Figure 6.

Drosha processing of pri-miRNAs to pre-miRNAs in vitro confirms the necessity of hot spot flexibility for efficient cleavage. (A) The mutant pri-mir-16-1-HS has significantly reduced hot spot flexibility compared with wild-type, as established by combined SHAPE and MC-Fold analysis. (B) The mutant pri-mir-107-HS has the asymmetric 1-by-3 internal loop near the Drosha cleavage site replaced by a flexible C•C non-canonical base-pair, (C) while the mutant pri-mir-107-HS2 has only Watson-Crick base-pairs at the cleavage site, as established in both cases by combined SHAPE and MC-Fold analysis. (D) Denaturing gels for the processing of (from left to right) pri-mir-16-1 wild-type (WT), hot spot mutant (HS mut), and tetraloop mutant (TL mut) constructs; in addition to pri-mir-107 wild-type (WT), hot spot mutant (HS mut), and second hot spot mutant (HS mut2) constructs.
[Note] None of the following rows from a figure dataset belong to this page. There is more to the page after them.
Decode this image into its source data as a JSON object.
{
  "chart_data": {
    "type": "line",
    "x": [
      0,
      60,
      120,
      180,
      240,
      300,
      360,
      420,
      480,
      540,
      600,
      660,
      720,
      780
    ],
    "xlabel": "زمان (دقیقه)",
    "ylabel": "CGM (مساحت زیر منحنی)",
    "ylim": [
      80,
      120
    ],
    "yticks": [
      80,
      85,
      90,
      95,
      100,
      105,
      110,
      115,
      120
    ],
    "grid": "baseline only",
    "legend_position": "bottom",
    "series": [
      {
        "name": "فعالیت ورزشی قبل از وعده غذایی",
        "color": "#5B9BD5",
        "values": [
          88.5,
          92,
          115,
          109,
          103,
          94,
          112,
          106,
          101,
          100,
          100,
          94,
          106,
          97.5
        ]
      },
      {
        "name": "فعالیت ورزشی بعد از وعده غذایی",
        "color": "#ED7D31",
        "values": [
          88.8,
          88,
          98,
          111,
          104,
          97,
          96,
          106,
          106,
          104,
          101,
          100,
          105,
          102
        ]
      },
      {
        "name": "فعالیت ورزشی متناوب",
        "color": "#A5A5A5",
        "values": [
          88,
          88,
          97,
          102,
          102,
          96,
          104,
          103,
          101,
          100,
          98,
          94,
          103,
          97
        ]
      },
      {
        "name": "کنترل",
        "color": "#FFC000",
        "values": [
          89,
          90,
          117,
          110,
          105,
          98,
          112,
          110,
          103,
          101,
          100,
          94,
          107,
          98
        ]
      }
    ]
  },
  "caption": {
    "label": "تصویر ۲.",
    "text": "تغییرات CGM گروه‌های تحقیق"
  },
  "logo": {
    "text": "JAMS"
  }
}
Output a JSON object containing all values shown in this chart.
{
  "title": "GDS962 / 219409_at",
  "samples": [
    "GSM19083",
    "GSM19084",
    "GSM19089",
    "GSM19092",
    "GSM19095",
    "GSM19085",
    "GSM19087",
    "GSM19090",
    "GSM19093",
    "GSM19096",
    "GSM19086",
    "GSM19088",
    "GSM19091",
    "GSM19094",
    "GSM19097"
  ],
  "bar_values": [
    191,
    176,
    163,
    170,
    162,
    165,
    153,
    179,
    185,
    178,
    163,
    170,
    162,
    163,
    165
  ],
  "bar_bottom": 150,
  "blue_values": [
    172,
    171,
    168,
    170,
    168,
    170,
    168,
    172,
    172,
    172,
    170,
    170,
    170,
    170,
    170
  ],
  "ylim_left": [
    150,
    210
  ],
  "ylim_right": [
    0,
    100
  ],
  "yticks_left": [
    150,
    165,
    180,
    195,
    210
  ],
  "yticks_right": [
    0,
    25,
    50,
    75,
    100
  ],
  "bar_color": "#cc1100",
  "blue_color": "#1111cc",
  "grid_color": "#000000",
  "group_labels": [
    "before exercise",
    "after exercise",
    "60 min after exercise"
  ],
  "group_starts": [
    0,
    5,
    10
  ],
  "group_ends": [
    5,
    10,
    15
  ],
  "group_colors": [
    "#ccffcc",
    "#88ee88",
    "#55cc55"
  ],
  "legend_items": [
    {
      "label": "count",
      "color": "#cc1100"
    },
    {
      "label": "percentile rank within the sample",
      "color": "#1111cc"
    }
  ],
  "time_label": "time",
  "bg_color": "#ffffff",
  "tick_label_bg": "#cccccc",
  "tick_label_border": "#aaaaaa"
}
In all six assays, lanes represent RNA collected prior to addition of Microprocessor (RNA), exposed to FLAG-beads with addition of cell lysate that did not express FLAG-tagged proteins for 5 minutes (Mock), exposed to GFP for 5 minutes (GFP), and 5 minutes after exposure to purified Microprocessor (Micro.). (E) The percentage of pri-miRNAs cleaved by the Microprocessor in vitro after 5 minutes averaged over three independent experiments. Cleavage is calculated as the sum of the intensities of the pre-miRNA product and the cleaved flanking tails divided by the sum of the intensities of the product, tails, and the remaining pri-miRNA substrate.